Schuld ist wieder die vermaledeite Evolution: Jede komplexe Handbewegung will vom Gehirn zielgenau gesteuert werden - diese Führungsfunktion aber übernimmt das Gehirn nur nach stetiger Übung. Durch Übung im Buchstabenmalen. Durch Buchstabenmalen in jungen Jahren. Denn es war die Evolution des Homo sapiens, die die Binse erfunden hat: Was Hänschen nicht lernt, lernt Hans nimmermehr. Ein Zellhaufen unter der Schädeldecke, der nur Befehle kennt wie: Zeigefinger ausstrecken! Auf Taste links oben hacken!, leistet ein Leben lang weniger - sichtbar weniger - als ein Gehirn, das der schreibenden Hand den anspruchsvollen, vielfach geschwungenen Kurs des Schreibstifts durch, zum Beispiel, den alten Kleinbuchstaben a weist.
Alter Kleinbuchstabe a? Da sind wir beim Kern des Problems. Die Sauklaue ist ja keine Begleiterscheinung des Smartphone- und Tablet-Zeitalters. Der Niedergang des schönen Schreibens begann bereits, als die Lateinische Ausgangsschrift mit ihren verbundenen Buchstaben 1972 zuerst von der Vereinfachten Ausgangsschrift und diese 2011 von der »Grundschrift« verdrängt wurde.
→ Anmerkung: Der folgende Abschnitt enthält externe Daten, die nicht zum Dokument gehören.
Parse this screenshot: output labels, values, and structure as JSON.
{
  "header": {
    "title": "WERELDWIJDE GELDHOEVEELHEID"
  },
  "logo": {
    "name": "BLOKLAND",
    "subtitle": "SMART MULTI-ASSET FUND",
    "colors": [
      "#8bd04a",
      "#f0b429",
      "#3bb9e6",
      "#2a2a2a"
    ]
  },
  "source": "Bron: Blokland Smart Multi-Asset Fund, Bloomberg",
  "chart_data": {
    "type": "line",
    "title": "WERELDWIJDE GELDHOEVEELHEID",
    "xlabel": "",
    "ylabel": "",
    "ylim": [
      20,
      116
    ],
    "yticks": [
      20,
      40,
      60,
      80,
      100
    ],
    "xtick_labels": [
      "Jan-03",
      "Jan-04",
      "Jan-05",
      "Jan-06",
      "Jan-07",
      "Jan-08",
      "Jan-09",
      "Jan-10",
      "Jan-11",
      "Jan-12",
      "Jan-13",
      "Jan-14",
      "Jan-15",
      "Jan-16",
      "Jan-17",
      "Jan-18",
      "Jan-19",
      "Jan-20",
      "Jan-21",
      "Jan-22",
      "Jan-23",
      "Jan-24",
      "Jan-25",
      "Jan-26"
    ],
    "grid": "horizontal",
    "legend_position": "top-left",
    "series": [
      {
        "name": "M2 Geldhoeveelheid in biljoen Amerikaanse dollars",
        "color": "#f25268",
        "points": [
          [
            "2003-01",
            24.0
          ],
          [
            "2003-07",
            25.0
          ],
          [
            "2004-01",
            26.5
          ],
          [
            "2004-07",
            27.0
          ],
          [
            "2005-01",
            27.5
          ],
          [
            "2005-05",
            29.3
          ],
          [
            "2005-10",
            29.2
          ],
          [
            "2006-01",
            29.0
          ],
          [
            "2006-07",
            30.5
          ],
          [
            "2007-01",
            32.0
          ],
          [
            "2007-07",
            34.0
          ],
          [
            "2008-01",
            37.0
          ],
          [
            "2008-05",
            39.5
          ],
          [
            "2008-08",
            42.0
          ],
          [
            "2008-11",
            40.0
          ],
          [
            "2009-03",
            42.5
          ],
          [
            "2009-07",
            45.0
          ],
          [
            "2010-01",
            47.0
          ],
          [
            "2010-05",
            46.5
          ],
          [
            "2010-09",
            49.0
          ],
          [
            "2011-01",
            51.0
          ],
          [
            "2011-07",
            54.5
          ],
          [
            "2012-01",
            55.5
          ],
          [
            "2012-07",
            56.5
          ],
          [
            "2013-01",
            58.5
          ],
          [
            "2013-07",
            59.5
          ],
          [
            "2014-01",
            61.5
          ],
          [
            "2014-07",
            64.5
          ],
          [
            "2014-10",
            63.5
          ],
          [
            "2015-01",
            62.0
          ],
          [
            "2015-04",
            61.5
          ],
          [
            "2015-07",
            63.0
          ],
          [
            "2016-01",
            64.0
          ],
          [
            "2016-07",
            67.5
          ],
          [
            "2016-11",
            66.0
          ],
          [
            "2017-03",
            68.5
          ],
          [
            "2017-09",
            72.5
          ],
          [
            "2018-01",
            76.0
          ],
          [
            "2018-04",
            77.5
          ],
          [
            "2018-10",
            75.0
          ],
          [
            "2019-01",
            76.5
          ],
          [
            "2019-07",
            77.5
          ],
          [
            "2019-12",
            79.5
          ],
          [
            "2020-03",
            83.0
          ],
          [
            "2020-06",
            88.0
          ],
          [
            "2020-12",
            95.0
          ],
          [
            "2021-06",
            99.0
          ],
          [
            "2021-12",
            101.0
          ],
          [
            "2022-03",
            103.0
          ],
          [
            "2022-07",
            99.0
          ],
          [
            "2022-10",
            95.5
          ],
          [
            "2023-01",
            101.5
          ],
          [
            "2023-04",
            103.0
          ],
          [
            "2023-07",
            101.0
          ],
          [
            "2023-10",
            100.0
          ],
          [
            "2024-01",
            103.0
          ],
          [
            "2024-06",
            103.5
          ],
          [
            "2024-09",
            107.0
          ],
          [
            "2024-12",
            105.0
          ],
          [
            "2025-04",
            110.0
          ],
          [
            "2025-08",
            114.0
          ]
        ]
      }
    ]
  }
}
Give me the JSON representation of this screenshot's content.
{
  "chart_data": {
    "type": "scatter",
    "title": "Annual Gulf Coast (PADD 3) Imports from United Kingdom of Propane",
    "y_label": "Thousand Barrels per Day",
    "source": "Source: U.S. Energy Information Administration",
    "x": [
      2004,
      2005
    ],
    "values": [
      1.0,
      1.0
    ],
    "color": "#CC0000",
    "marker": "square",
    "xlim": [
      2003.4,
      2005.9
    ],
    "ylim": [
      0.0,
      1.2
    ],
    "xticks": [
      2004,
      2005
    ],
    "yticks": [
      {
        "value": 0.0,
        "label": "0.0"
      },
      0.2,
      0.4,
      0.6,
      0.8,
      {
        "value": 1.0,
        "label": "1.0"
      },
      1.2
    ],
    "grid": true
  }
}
Die Bezeichnung ist natürlich reine Augenwischerei: Es handelt sich in Wahrheit um die Druckschrift, konzipiert, wie der Name sagt, für gedruckte Texte, keineswegs zum Schreiben.
Hänschen, der in vier mit Druckschrift vertändelten Grundschuljahren zu Hans herangewachsen ist, kann nicht leserlich schreiben. Nicht dass er zu faul oder gar zu dumm dazu wäre. Nein: Sein von Ideologen an der Entfaltung gehindertes Gehirn ist gar nicht fähig, die für leserliches Schreiben erforderliche Motorik zu steuern.
Trotzdem, und das ist die niederschmetternde Pointe der Misere, verlangt der Staat von seinen jungen Bürgern beim Übertritt in die fünfte Klasse eine leserliche Handschrift. So steht es in den Bildungsstandards für die Grundschule, die seit 2004 bundesweit gelten.
Echtes Schreiben mit der Hand hilft beim Erwerb der korrekten Orthographie und bei der Lesefähigkeit, bei der Ausbildung von Textverständnis und - letztlich - bei schulischen Leistungen insgesamt. Diesen Komplex nennt man übrigens Bildung. Das Beispiel Schreibunterricht aber zeigt: Der Staat, dem Bildung angeblich über alles geht, versagt schon bei den I-Männchen.